Álvaro first heard the term ‘incel’ last year, when he was watching a video that mentioned Elliot Rodger. In 2014, Rodger killed 16 people and injured 14 others near a university campus in Isla Vista, California, before killing himself. Rodger — whose mother reportedly described him as a “high-functioning autistic child” in divorce papers — left behind a widely shared manifesto blaming women for his actions. Álvaro was horrified by Rodger, but he was curious about what it meant to be an incel: Was he one?
He began to research incels on Google and found their misogyny off-putting. “Those people are deluded,” he says. At the same time, he was becoming more and more alienated from women, whom he saw as speaking of body positivity and the tyranny of beauty standards, and yet demanding tall, manly partners. The isolation began to take its toll: “It’s psychologically and emotionally damaging to not have the connection with another person.” Álvaro began to seek answers on Reddit.
Incels can be found pretty much anywhere on the internet that young men congregate: playing online games, trolling the comments threads of news articles and videos, and on social-media sites such as Reddit and 4Chan. One of the most popular incel forums, the braincels subreddit, had more than 16,000 followers as of April 2018. The forum was banned last year for “posting content that harasses or bullies” people, leading users to scatter to other websites, including the now-defunct braincels.org, “a place for involuntary celibates to joke around, get support, shitpost, find friends and relax;” yourenotalone.co, “a non-violent, gender-inclusive support group for involuntary celibates and allies;” and incels.co — women are “banned on sight, no exceptions.”

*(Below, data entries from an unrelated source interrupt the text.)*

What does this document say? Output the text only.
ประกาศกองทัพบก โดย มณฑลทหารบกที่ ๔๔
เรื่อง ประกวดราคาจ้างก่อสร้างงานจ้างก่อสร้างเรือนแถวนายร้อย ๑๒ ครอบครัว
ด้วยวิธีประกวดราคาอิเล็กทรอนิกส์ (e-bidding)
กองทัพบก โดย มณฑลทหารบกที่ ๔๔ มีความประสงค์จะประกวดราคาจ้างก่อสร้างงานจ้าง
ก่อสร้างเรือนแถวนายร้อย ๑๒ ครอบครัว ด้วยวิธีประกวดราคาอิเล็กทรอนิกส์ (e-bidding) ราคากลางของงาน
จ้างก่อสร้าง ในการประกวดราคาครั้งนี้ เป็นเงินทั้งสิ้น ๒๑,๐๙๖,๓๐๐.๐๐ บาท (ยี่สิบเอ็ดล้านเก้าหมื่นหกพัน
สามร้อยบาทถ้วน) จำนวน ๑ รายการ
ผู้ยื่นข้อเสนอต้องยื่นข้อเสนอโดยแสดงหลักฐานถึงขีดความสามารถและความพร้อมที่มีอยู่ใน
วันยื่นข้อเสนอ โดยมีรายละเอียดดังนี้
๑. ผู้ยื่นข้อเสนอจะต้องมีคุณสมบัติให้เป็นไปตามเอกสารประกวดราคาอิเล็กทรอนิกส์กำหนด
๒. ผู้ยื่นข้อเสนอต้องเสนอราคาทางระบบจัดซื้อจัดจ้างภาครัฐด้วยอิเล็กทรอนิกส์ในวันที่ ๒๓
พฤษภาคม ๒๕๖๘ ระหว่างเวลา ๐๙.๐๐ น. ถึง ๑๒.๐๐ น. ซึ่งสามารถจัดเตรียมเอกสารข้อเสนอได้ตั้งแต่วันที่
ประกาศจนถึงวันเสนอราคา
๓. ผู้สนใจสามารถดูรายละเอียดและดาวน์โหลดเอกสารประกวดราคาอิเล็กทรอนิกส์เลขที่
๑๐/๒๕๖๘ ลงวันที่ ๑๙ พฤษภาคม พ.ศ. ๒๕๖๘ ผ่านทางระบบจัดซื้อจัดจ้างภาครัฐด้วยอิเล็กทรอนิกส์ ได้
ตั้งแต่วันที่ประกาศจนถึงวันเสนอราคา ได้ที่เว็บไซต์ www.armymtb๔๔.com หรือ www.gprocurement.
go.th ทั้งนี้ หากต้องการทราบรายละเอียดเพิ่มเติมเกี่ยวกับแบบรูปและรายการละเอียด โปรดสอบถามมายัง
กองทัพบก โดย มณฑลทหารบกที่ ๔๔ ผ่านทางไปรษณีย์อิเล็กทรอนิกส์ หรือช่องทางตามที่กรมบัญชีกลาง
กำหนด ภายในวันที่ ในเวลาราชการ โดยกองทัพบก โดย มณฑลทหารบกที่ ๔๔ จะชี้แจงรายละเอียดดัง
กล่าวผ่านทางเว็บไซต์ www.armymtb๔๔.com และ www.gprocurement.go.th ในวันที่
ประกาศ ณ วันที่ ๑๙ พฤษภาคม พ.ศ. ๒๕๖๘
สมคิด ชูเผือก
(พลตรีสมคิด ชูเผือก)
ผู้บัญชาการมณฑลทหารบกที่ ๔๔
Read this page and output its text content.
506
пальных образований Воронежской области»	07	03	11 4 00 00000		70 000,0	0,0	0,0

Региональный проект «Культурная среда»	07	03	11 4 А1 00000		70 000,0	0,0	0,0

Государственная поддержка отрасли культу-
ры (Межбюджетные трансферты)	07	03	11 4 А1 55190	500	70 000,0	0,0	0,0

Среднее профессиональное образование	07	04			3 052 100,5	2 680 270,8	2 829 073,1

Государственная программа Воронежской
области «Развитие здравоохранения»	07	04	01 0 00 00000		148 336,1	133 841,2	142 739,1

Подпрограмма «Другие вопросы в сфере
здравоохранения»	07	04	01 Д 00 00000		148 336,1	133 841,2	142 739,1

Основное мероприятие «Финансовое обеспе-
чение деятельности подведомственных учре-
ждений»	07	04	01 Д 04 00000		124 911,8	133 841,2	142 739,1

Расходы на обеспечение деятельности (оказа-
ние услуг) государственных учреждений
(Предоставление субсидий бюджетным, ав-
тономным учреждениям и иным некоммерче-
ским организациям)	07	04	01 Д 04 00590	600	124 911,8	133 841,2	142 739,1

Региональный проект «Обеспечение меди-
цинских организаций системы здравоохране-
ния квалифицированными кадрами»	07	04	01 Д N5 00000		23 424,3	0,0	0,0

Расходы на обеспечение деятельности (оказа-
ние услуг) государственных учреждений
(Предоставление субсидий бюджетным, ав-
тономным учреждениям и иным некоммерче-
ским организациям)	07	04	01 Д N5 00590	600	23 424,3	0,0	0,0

These forums tend to attract a disproportionate number of autistic men. In an October 2019 user poll on the website incels.co, for instance, roughly one in four of the 550 respondents said they have autism. Certain traits of autistic people — a heightened response to perceived slights, a strong sense of social justice and difficulty understanding what others are thinking and feeling — may make them amenable to extreme views, says Clare Allely, associate professor of forensic psychology at the University of Salford in Manchester in the United Kingdom. The only social outlets for some autistic men are the internet’s anonymous echo chambers, so their exposure to toxic chatter may be extensive, she says. “It’s like a conduit to the outside world,” Allely says. “It’s no small wonder that they end up in all these forums and sites.”
These sites are breeding grounds for hateful views, and spending time on them may be increasing these men’s detachment, diverting them from at least trying to expand their real-world social lives, she says. Some of the views may even encourage aggression or self-harm. Incels may refer to a happy couple in public as ‘suicide fuel.’ Another now-banned subreddit — the incelgraveyard — memorialized those who killed themselves. In the incels.co survey, two-thirds of the respondents said they had considered suicide, though it is unclear to what extent their time commiserating online contributed to these thoughts.
Researchers are still trying to get a handle on the degree to which men with autism are influenced by the messages on these sites. They are also trying to determine what might attract autistic men to the extremist groups on the sites — with the hope of preventing or mitigating the attraction. “We’re all kind of anxious,” says Rachel Loftin, a clinical psychologist in Chicago, Illinois, who specializes in autism. “It’s a scary area to start to investigate.”